Katherine Hammack, the assistant secretary of the Army for installations, energy and environment, said the deal would benefit both parties. The utility will get close-to-free real estate on which it can build new generation capacity, and the Army will move closer to its renewable energy goals by making use of land it currently owns, but for which it has no immediately foreseeable military need.

"This land was an obstacle course in World War II, at times there were barracks there, and now it's going to be for renewable energy," Hammack said.

Fort Huachuca, a center of several Army intelligence and information technology operations, will consume most or all of the power the solar installation generates during Arizona's power-hungry summer months when air conditioners and servers put heavy loads on the electric grid at the relatively-isolated base, just a few dozen miles north of the U.S.-Mexico border. During the winter though, it's possible that some of the energy will be diverted to the local grid if the base doesn't need it, officials said.

Incentives for both participants

Under the terms of the arrangement, the Army's electricity rates will neither go up nor down, but the service will make progress toward the pledge each of the military services has made to the White House: getting at least one gigawatt of their energy from renewable sources by 2025.

The local utility's incentive to participate in the project is somewhat similar. The Arizona Corporation Commission, the state regulatory body that oversees public utilities there, requires electric companies to generate 15 percent of their total energy from renewables.

TEP and other regulated utilities routinely negotiate small-scale agreements with private landholders to install solar panels or other renewable facilities in pursuit of that goal, but the potential for a 30-year deal with an organization like Fort Huachuca, which promises to be both a landlord and a consumer, doesn't come along every day.

Amanda Simpson, the director of the Army's Energy Initiatives Task Force, said the agreement advances another of the military's energy goals: making bases more resilient against the possibility of a disruption to the civilian power grid, whether through a cyber attack, a kinetic attack or an accident of nature.

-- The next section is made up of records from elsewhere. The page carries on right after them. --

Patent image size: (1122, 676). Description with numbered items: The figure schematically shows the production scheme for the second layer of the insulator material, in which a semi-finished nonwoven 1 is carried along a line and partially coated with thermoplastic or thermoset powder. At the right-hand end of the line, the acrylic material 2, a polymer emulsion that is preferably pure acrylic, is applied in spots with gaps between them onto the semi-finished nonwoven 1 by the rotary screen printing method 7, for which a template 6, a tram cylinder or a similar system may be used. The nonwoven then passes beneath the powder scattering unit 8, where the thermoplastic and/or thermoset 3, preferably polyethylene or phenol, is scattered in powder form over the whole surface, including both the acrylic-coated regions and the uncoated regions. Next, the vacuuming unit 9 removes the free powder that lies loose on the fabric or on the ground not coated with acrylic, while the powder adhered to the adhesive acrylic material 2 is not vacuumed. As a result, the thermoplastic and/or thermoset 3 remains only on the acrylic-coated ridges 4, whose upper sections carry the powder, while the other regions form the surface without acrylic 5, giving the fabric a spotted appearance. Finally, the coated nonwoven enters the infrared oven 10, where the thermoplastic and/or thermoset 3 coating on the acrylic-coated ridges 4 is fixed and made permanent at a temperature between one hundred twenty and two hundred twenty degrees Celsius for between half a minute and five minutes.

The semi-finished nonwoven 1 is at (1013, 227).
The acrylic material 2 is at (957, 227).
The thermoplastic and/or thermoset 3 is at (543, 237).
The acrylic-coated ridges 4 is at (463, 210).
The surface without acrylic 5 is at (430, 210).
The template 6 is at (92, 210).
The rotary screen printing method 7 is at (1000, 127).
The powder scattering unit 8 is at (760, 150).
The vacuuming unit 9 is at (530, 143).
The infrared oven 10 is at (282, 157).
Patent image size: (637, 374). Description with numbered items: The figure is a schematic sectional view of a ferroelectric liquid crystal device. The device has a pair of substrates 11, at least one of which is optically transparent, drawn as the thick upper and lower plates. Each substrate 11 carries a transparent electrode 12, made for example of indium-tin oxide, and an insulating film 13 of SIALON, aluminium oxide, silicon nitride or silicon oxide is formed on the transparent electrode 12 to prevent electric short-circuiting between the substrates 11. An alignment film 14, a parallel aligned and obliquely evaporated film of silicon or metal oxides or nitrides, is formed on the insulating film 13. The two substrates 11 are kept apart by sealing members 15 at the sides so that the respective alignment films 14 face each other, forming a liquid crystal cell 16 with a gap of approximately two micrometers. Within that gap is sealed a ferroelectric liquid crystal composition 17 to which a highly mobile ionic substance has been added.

"By building that facility on our land, we now have a generation asset we can turn to in times of emergency," she said. "If the single, 75-mile transmission line that runs from Tucson to Fort Huachuca goes down due to flash floods or wildfires, we'll still have access to some electricity."

The terms of the Army's deal with Tucson Electric Power oblige the service to buy power from the utility for the next 30 years, but its electric bills will have nothing to do with the project itself. It will pay the same rates the General Services Administration negotiates for any other government power consumer in the region, GSA and TEP officials said.

Task force helped negotiations

The deal came together, Hammack said, because the Army's leadership realized a few years ago that the complexities of the energy and utility industries tend to outstrip the local management capabilities of a typical military base.

The Energy Initiatives Task Force, based at the Pentagon, is designed to fill that gap, and helped to negotiate the deal between TEP and Fort Huachuca.

"We knew the garrisons alone didn't have the manpower or the resources to put together a public-private partnership like this," she said. "They have passionate people who know what right looks like, but they don't have the resources to put it all together. It's really designed to augment the garrison staff with the resources and the support to bring a project like this to fruition with the support of the post and the post leadership. It takes teams."

Hammack said the southern Arizona project is the EITF's biggest project so far, but its work has already initiated enough procurement activities to get the Army a quarter of the way to its 2025 alternative energy goal.